We know King County employees can create some cool visual management systems to improve hiring processes and vehicle maintenance outcomes.

Can King County employees create a visual management system to reduce national energy consumption? Can they do it during lunch?

It turns out the answers are yes and yes.

Three groups of King County employees work on visual management systems to drive energy usage reduction.
Three groups of King County employees develop visual management systems to drive energy usage reduction in a mock national energy management scenario.

Here’s an exercise that can help improve your team’s work and bolster the outcomes you are trying to achieve. Or maybe you prefer to think of it as a fun party game for Lean lovers and visual management aficionados:

Electricity usage: If a country used 10M kilowatts/day and wanted to reduce that number to 9M kilowatts/day, how would you set up a visual management system for all involved to achieve that goal?
Assumptions: There are 10 cities in the country, there are 10,000 households in each city and there are 2 people that live in each household.  Each household uses the same amount of electricity.
Create a visual management system that cascades the Electricity Usage metric for; Country, City, Household, Person. This can include visual indicators, problem solving tools, devices, signage, etc.

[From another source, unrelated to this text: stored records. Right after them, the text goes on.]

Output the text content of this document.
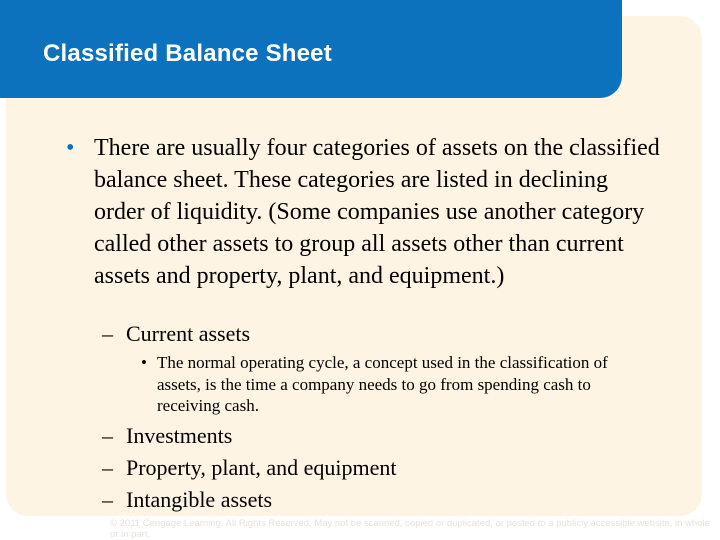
Classified Balance Sheet
• There are usually four categories of assets on the classified balance sheet. These categories are listed in declining order of liquidity. (Some companies use another category called other assets to group all assets other than current assets and property, plant, and equipment.)
– Current assets
• The normal operating cycle, a concept used in the classification of assets, is the time a company needs to go from spending cash to receiving cash.
– Investments
– Property, plant, and equipment
– Intangible assets
© 2011 Cengage Learning. All Rights Reserved. May not be scanned, copied or duplicated, or posted to a publicly accessible website, in whole or in part.
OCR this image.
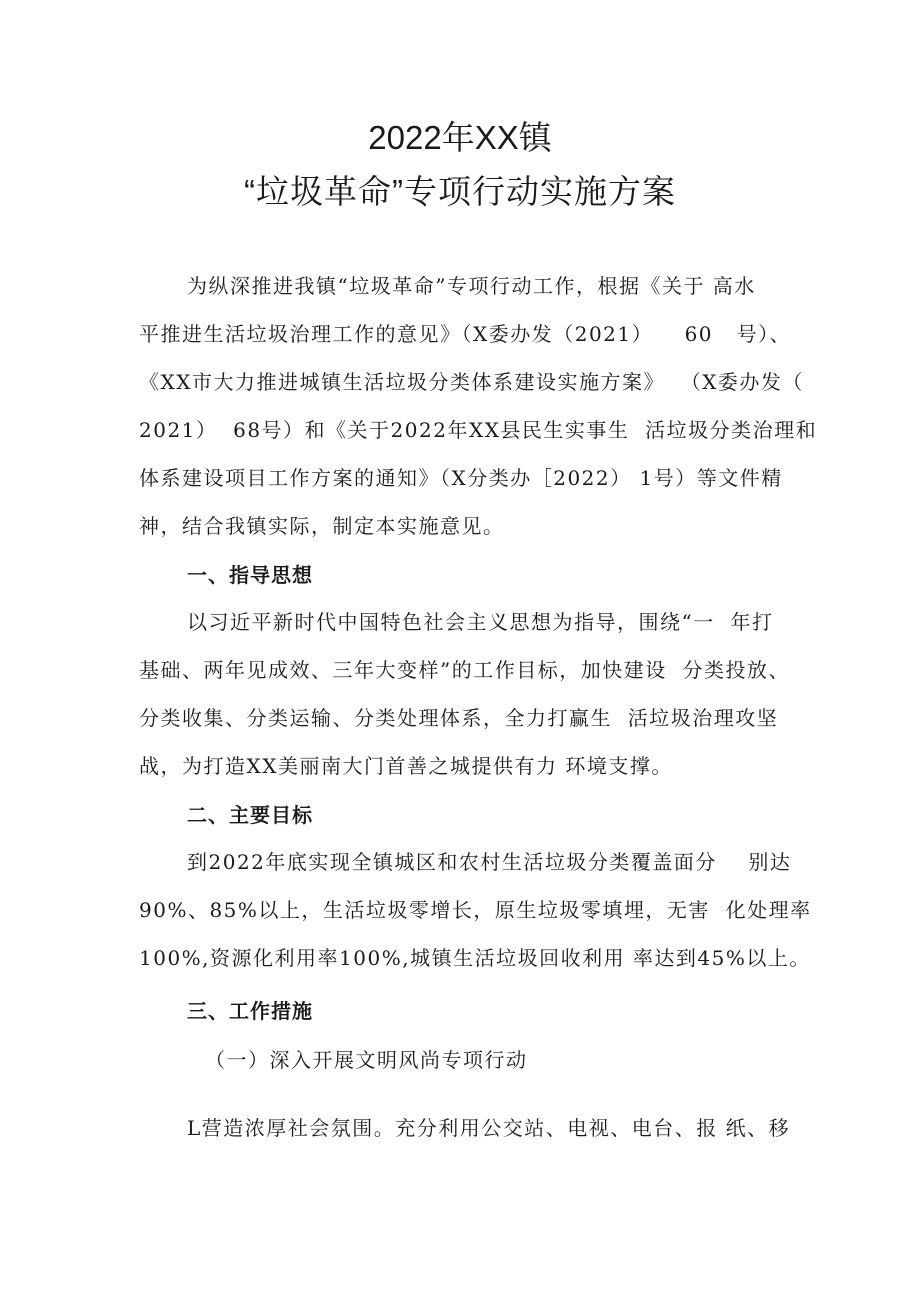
2022年XX镇
“垃圾革命”专项行动实施方案

为纵深推进我镇“垃圾革命”专项行动工作，根据《关于 高水

平推进生活垃圾治理工作的意见》（X委办发（2021）    60   号）、

《XX市大力推进城镇生活垃圾分类体系建设实施方案》  （X委办发（

2021）  68号）和《关于2022年XX县民生实事生  活垃圾分类治理和

体系建设项目工作方案的通知》（X分类办［2022） 1号）等文件精

神，结合我镇实际，制定本实施意见。

一、指导思想

以习近平新时代中国特色社会主义思想为指导，围绕“一  年打

基础、两年见成效、三年大变样”的工作目标，加快建设  分类投放、

分类收集、分类运输、分类处理体系，全力打赢生  活垃圾治理攻坚

战，为打造XX美丽南大门首善之城提供有力 环境支撑。

二、主要目标

到2022年底实现全镇城区和农村生活垃圾分类覆盖面分    别达

90%、85%以上，生活垃圾零增长，原生垃圾零填埋，无害  化处理率

100%,资源化利用率100%,城镇生活垃圾回收利用 率达到45%以上。

三、工作措施

（一）深入开展文明风尚专项行动

L营造浓厚社会氛围。充分利用公交站、电视、电台、报 纸、移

That’s what a group of King County employees did during a recent lunch discussion and workshop in which they learned about and practiced Lean visual management.

Three teams brainstormed visual management tools and systems in order share energy consumption information and drive individual behavior change. And they came up with some pretty cool ideas, such as tools to compare cities and households for targeting high usage outliers; indicators of household energy consumption broken out by time of day and activity, and then rolled up by neighborhood city and person; real-time “scorecards,” apps that flag high usage, and even timers for showers. And many other ideas, as seen on one board:

One team's board

The discussion also spurred conversation about other tools that teams could use to accompany the visual management. One team came up with a “rollover” concept similar to cell phone minutes.

A few things to keep in mind if you want to incorporate visual management in your work…or just want to play the game:

A Visual Management System is not:

  • a cookie cutter implementation of something that worked somewhere else
  • a series of posters, graphs and signs that don’t mean anything to the people who do the work
  • a system that operates on its own without help from the people who do the work
  • another bucket of work for someone to add to an already busy schedule

A Visual Management System is:

  • a system that can help identify problems and opportunities for improvement in your processes
  • crucial for displaying current information on how processes are operating vs. the target
  • a different way of talking about processes with and for the people who do the work

Visual Management is Important because it:

  • Provides a common and consistent way to communicate the progress and/or performance of a process
  • Provides quick glance information of how a process is performing against its target
  • It can be easily understood by anyone and everyone, and also makes it obvious as to what should be done next
  • It is transparent and provides vital and correct information to the people that are doing the work

Using Visual Management can:

  • Show abnormal conditions in a process by way of a visual indicator (i.e. light, flag, etc.)
  • Provide information for effective team problem solving
  • Prevent defects from being created (i.e. slotted parts, electronic forms that only accept a certain type of information)
  • Show a clear path for either physical or virtual flows

The exercise could be conducted using a variety of topics and targets: reducing car accidents, cutting calorie intake or increasing exercise, bolstering recycling, or pretty much any other topic in which metrics could be rolled up from a local to a global level.